Drop tests of full-scale capsules from a C-130 airplane were started to check parachute deployment and spacecraft stability. Preliminary drops of the parachute system were made from a NASA helicopter at West Point, Virginia. These drops involved the use of a concrete-filled drum attached to an operating canister system. The purpose of this phase was to demonstrate the adequacy of the mechanical system of deploying the parachutes. Subsequently, the drops were made by the C-130's at Pope Field, North Carolina, from low levels to perfect a means of extracting the spacecraft from the aircraft. Full-scale spacecraft and operating parachutes were used in these drops, and all operational features of the drop-test program were worked out. The next phase was the research and development drops offshore of Wallops Island, Virginia, and the objectives here were as follows: to study the stability of the spacecraft during free fall and with parachute support; to study the shock input to the spacecraft by parachute deployment; and to study and develop retrieving operations.
Balloon flights were planned for high-altitude qualification tests of the complete spacecraft, including all instrumentation, retrorockets, drogue parachute system, and recovery. Later balloon flights would be manned to provide as much as 24 hours of training followed by recovery at sea.
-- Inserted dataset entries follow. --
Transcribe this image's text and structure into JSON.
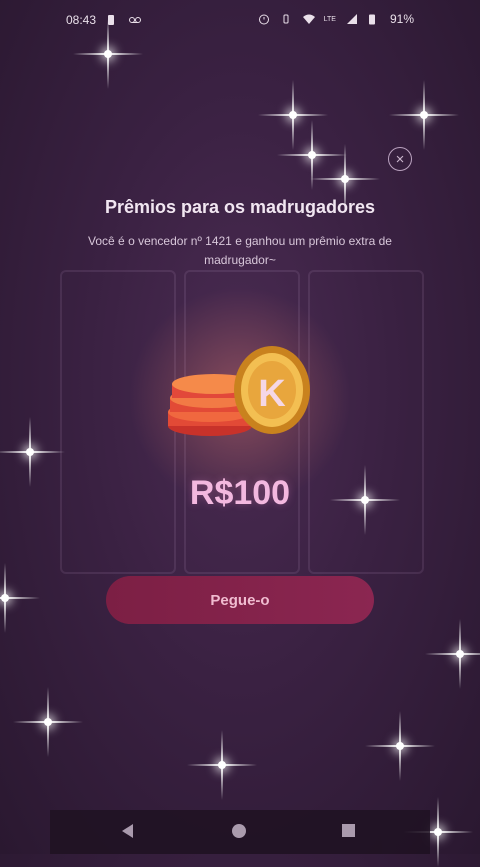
{
  "status_bar": {
    "time": "08:43",
    "network_label": "LTE",
    "battery": "91%"
  },
  "dialog": {
    "title": "Prêmios para os madrugadores",
    "description": "Você é o vencedor nº 1421 e ganhou um prêmio extra de madrugador~",
    "amount": "R$100",
    "cta_label": "Pegue-o",
    "close_icon": "close-icon",
    "coin_letter": "K"
  },
  "nav_bar": {
    "icons": [
      "back-icon",
      "home-icon",
      "recents-icon"
    ]
  },
  "colors": {
    "background": "#3a2142",
    "amount": "#f3b8df",
    "cta": "#8b2651"
  }
}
The Space Task Group made surveys of organizations experienced in the balloon field and recommended that the Air Force Cambridge Research Center be given responsibilities for designing, contracting, and conducting the balloon program.
In the recovery landing system, the extended-skirt main parachute was found to be unsafe for operation at altitudes of 10,000 feet and was replaced by a 'ring-sail' parachute of similar size. This decision was made after a drop when the main parachute failed to open and assumed a 'squidding' condition. Although little damage was sustained by the spacecraft on water impact, parachute experts decided that the ring-sail configuration should be adopted, and the air drop spacecraft were fitted.
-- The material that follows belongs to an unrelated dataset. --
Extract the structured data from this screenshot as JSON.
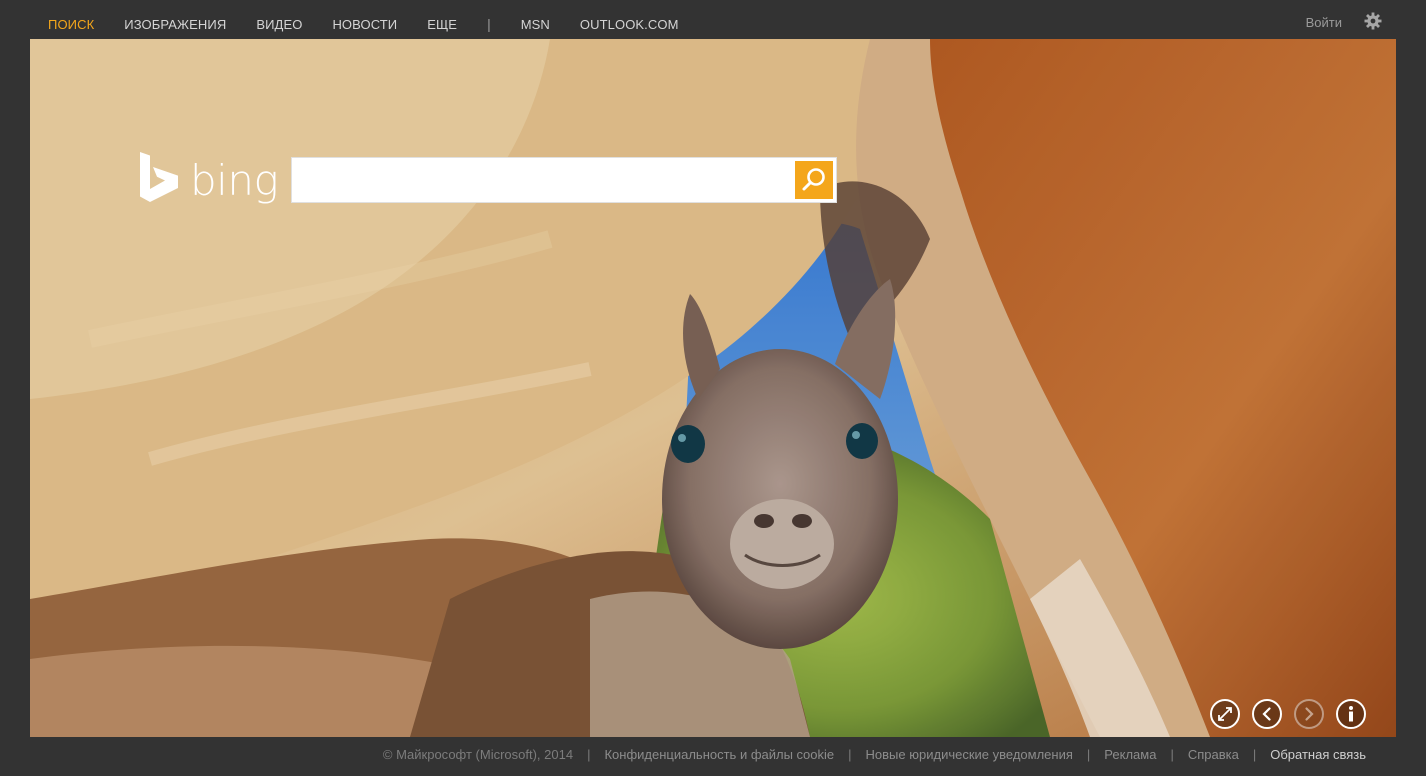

A deliberate thrust misalignment of 1 inch was programed into the escape combination. Lift-off was effected cleanly, and a slow pitch started during the burning of the escape rocket motor. The tower separated as scheduled and the drogue and main parachutes deployed as planned. The test was fully successful.
Two small-scale spacecraft escape-tower combinations were launched successfully at Wallops Island. On the next day a full-scale spacecraft escape system was launched. The complete sequence of events - escape system firing, escape tower jettisoning, parachute deployment, landing, and helicopter recovery - was satisfactory.
The Space Task Group oficials determined that the spacecraft could be tested environmentally in the Lewis Research Center's altitude wind tunnel. This included correct temperature and altitude simulations to 80,000 feet. The pilot could exercise the attitude control system and retrorockets could be fired in the tunnel. Because an active contract did exist with the Air Force, it was decided the two balloon drop tests with unmanned boiler-plate spacecraft would be accomplished.
McDonnell selected Northrop as the subcontractor to design and fabricate the landing system for Project Mercury. Northrop technology for landing and recovery systems dated back to 1943 when that company developed the first parachute recovery system for pilotless aircraft. For Project Mercury, Northrop developed the 63-foot ring-sail main parachute.
Testing was completed to check the effectiveness of the drogue parachute as a stabilizing device. The drogue parachute was fully qualified for deployment at speeds up to Mach 1.5 and altitudes of up to 70,000 feet. Ordinarily, during the operational phase of Project Mercury the drogue parachute was deployed at 40,000 feet, so the component well met operational requirements.
Funds were approved by NASA Headquarters for the following major changes to the Mercury spacecraft: egress hatch installation (CCP-58-1), astronaut observation window installation (CCP-73); rate stabilization and control system (CCP-61-2), main instrument and panel redesign (CCP-76), installation of reefed ringsail landing parachute (CCP-41), and nonspecification configurations of spacecraft (CCP-8). With reference to the last item, the original contract with McDonnell had specified only one spacecraft configuration, but the various research and development flight tests required changes in the configuration.
The entire qualification testing program consisted of 56 airdrops of full-scale engineering models of the Mercury spacecraft from C-130 aircraft at various altitudes up to 30,000 feet and from helicopters at low altitudes to simulate off-the-pad abort conditions. This test program, under contract to Northrop, had spanned one and one half years.
Instruction was provided to the astronauts to develop techniques and procedures for using the personal parachute as an additional safety feature in the Mercury program. This parachute was only used during the Mercury-Redstone 3 (MR-3) mission manned by Alan Shepard.
Twenty spacecraft aerial drop tests were planned for the Mercury extended range or 1-day mission. One of the prime objectives was to determine if the 63-foot ringsail main recovery parachute met all Mercury mission weight requirements. Tests were scheduled to be conducted at El Centro, California, and all tests would be land drops. This test program was designated Project Reef.
Project Reef, an airdrop program to evaluate the Mercury 63-foot ringsail main parachute's capability to support the higher spacecraft weight for the extended range or 1-day mission was completed. Tests indicated that the parachute qualified to support the mission.